I read each of the other five Harry Potter books as soon as it came out (pre-ordered my copies from Amazon, even).  It’s not that I’m addicted to Harry Potter, or that I’m a huge Harry Potter fan.  In fact, a year or more ago I gave away all of my copies in one of many purges of my bookshelves.

But I’m also not a literary snob.  A wise and funny friend of mine often says that it’s not fair to hold children and young adults to higher literary standards than we do adults.  Adults often read bestsellers, books that are engaging but not fabulous, fun but not life-changing.  Why shouldn’t children and young adults have the same opportunity?  Don’t children and young adults have the right to take time away from the crunch of their school work and lose themselves in a quick plot and a fantasy world?  Wouldn’t we, the judging adults, rather see our young people turn to a book instead of a television show or the internet?  (The role of adults in the selection of and production of children’s literature is a topic that I’ll approach in future blog entries.)

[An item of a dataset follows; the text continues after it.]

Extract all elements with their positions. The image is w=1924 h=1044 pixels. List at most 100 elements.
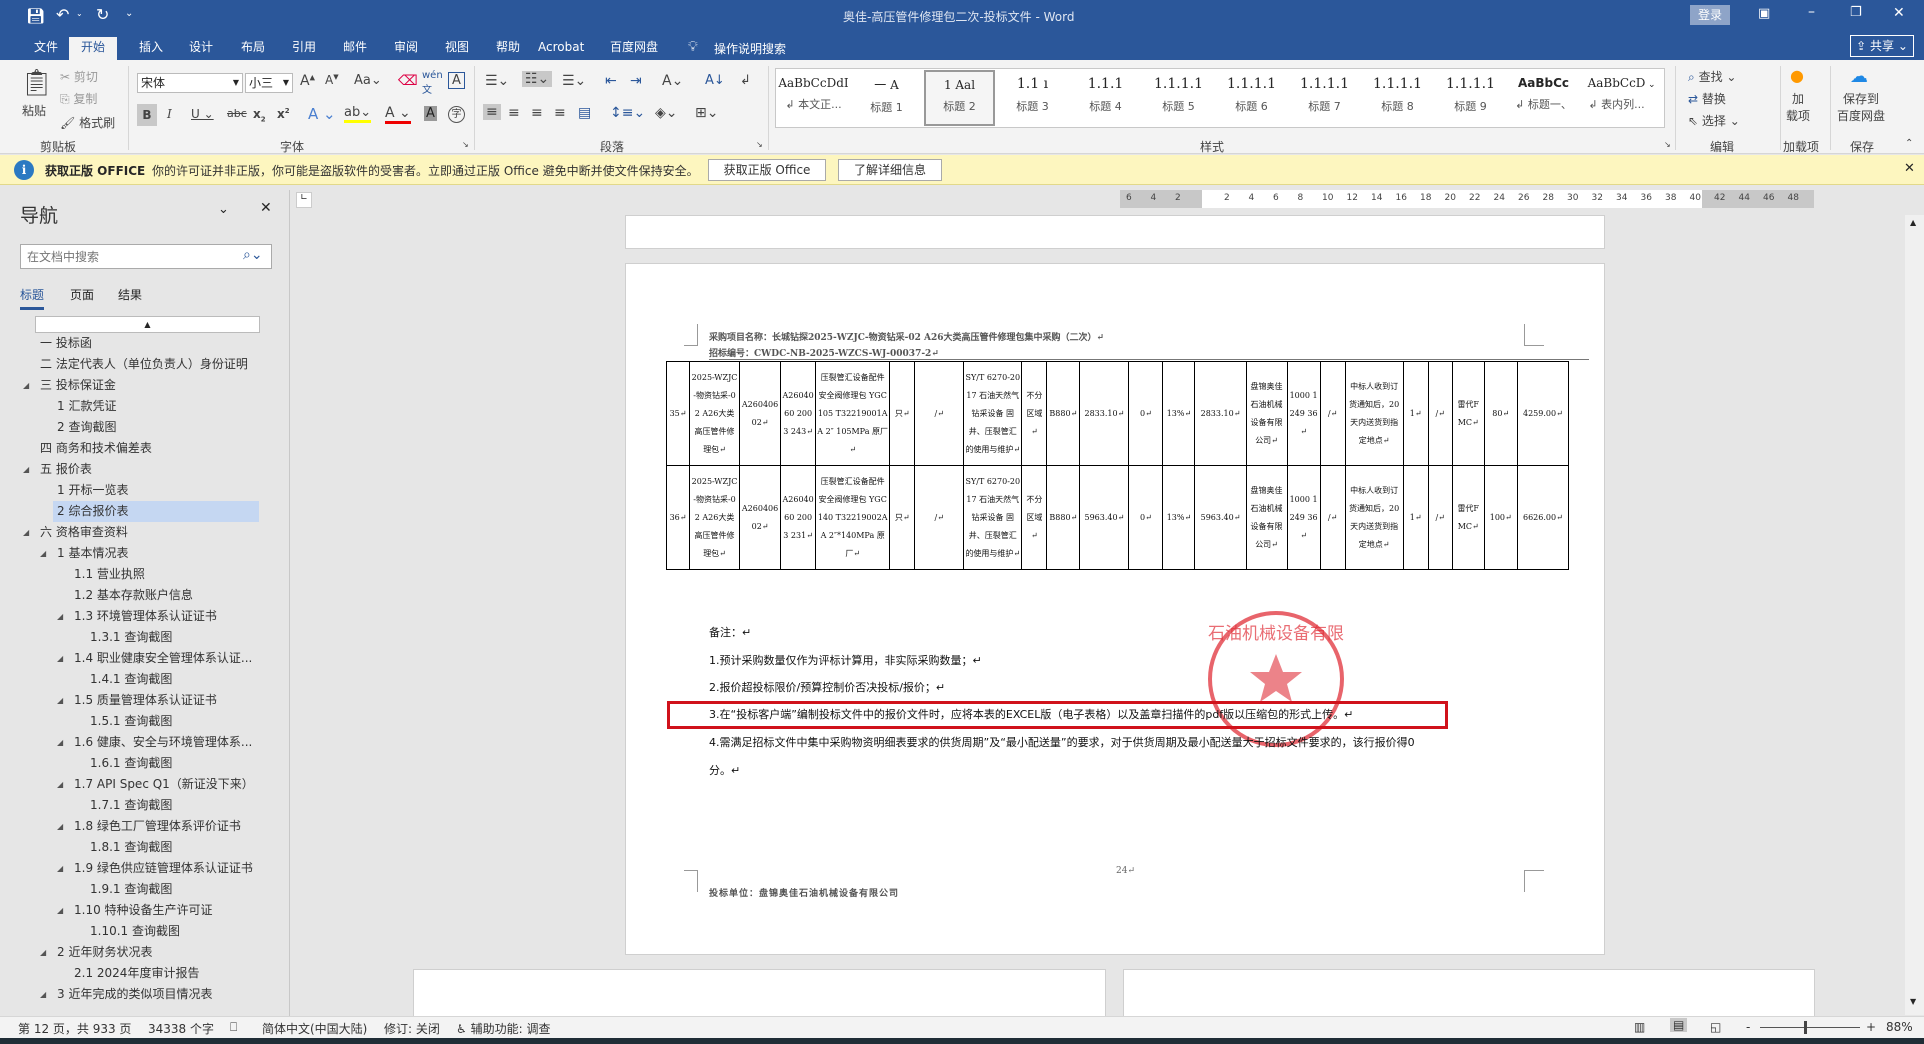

I have no grudge against Harry Potter.  The only reason I’ve waited so long to read the 6th installment is rather lame, actually: the 5th book is SO large that I found it physically uncomfortable to hold while I read it.  But as a children’s librarian, it’s both my duty and responsibility to know and understand the literature that the users of my section of the library (children) seek out.  So, Half-Blood Prince, here I come!